Fotowatio Renewable Ventures (FRV) has flipped the switch at Masrik-1, a 55-MW ac (62-MW dc) solar farm spread across 130 hectares near Mets Masrik in Armenia’s Gegharkunik province—now the largest photovoltaic facility in the country.
Built by China Machinery Engineering Corporation and fitted with roughly 115,000 bifacial panels, the project was financed by the International Finance Corporation, the European Bank for Reconstruction and Development, the EU’s Neighbourhood Investment Platform and Ameriabank. FRV secured a long-term power-purchase agreement with Electrical Networks of Armenia, locking in offtake for the plant’s output.
Masrik-1 is expected to generate about 21,400 households’ worth of clean electricity each year and keep more than 54,000 tonnes of CO₂ out of the atmosphere annually. FRV says the plant’s commissioning pushes its global operating portfolio past the 3-GW mark while underscoring the company’s strategy of anchoring new markets with utility-scale flagships.
For Armenia, the project is a timely boost. Yerevan has set a goal of lifting solar power to 15 % of domestic generation by 2030, and larger projects such as Masrik-1—and the forthcoming 200-MW Ayg-1 venture backed by Masdar—will do much of the heavy lifting. The country’s solar resource averages 1,700 kWh per square metre, around 60 % higher than the European mean, giving developers a natural advantage as equipment prices fall and financing windows widen.
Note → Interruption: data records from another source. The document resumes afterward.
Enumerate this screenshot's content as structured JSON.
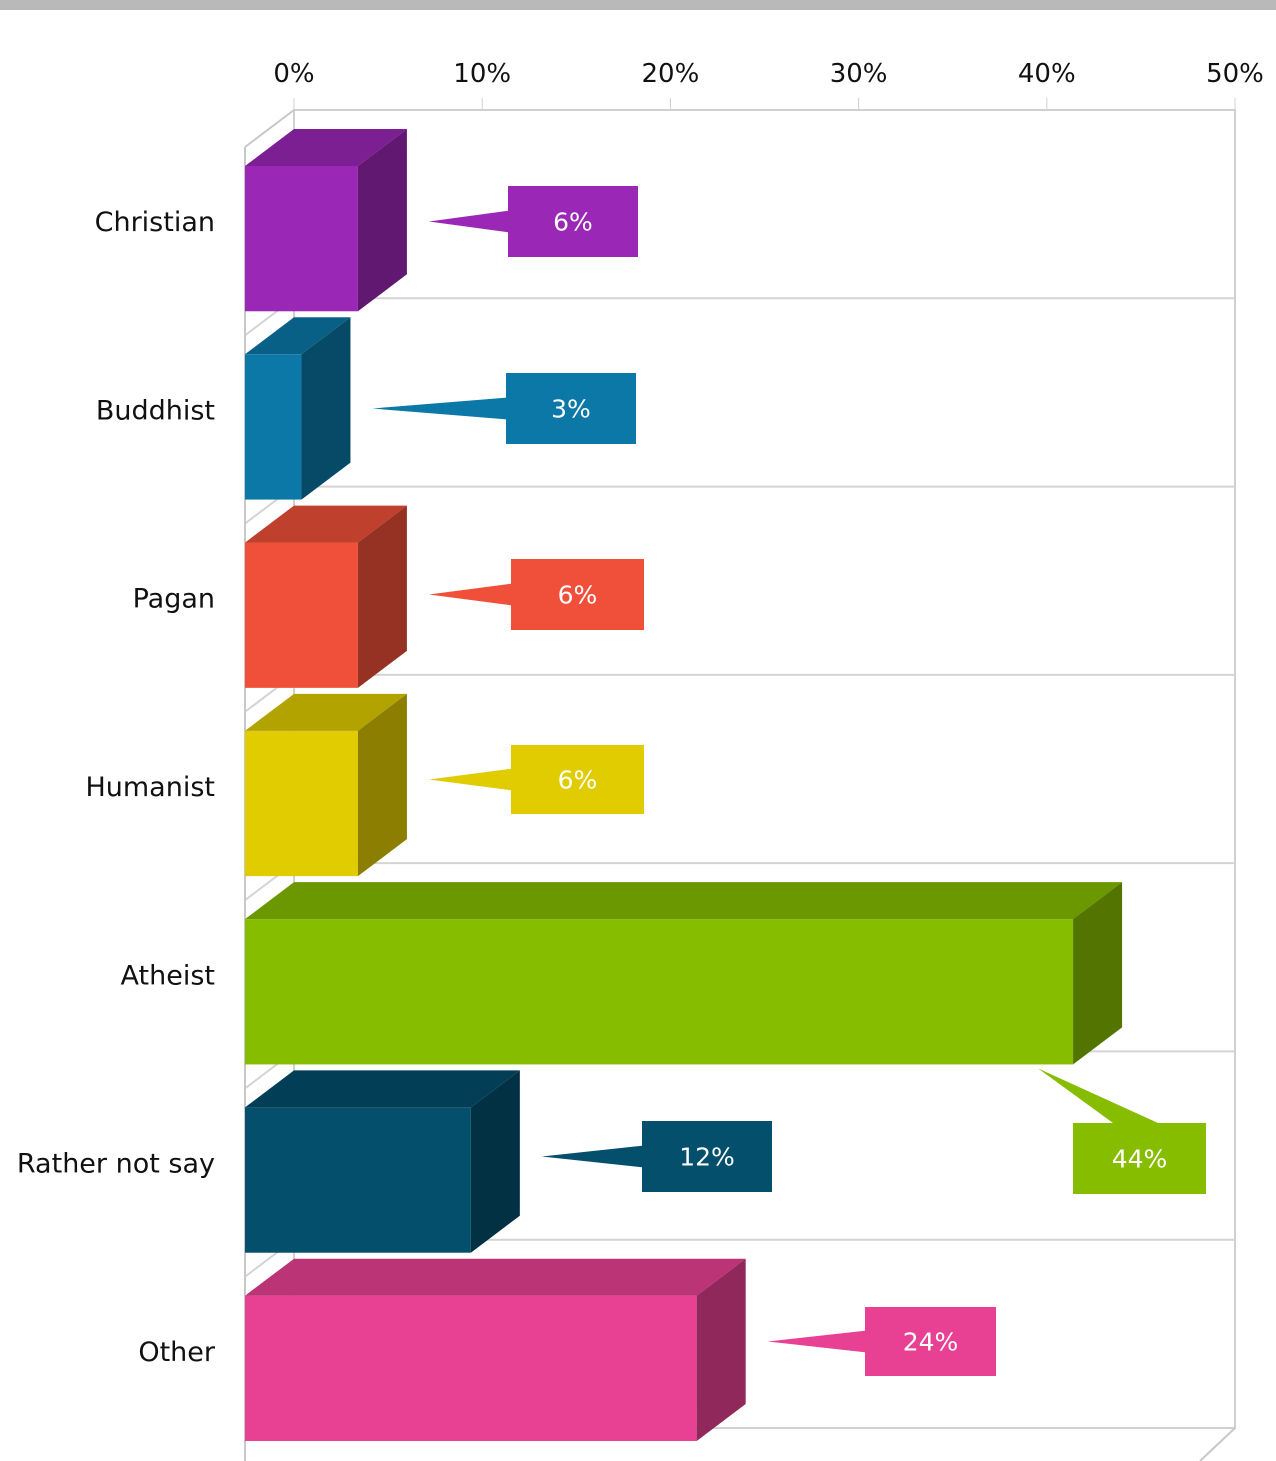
{
  "chart_data": {
    "type": "bar",
    "orientation": "horizontal",
    "style": "3d",
    "categories": [
      "Christian",
      "Buddhist",
      "Pagan",
      "Humanist",
      "Atheist",
      "Rather not say",
      "Other"
    ],
    "values": [
      6,
      3,
      6,
      6,
      44,
      12,
      24
    ],
    "value_labels": [
      "6%",
      "3%",
      "6%",
      "6%",
      "44%",
      "12%",
      "24%"
    ],
    "colors": [
      "#9b27b6",
      "#0b78a8",
      "#f0503a",
      "#e0cc00",
      "#86bd00",
      "#034f6c",
      "#e84194"
    ],
    "x_ticks": [
      "0%",
      "10%",
      "20%",
      "30%",
      "40%",
      "50%"
    ],
    "xlim": [
      0,
      50
    ],
    "x_axis_position": "top",
    "grid": true,
    "legend": "none"
  }
}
FRV’s chief business-development officer Tristán Higuero called Masrik-1 “a turning point for Armenia’s energy mix and a milestone for our own expansion.” With a shovel-ready pipeline in emerging markets from the Caucasus to North Africa, the Madrid-based firm says hybrid storage add-ons are already under study for Masrik-1 to firm daytime output and squeeze more value from Armenia’s high-irradiance peaks.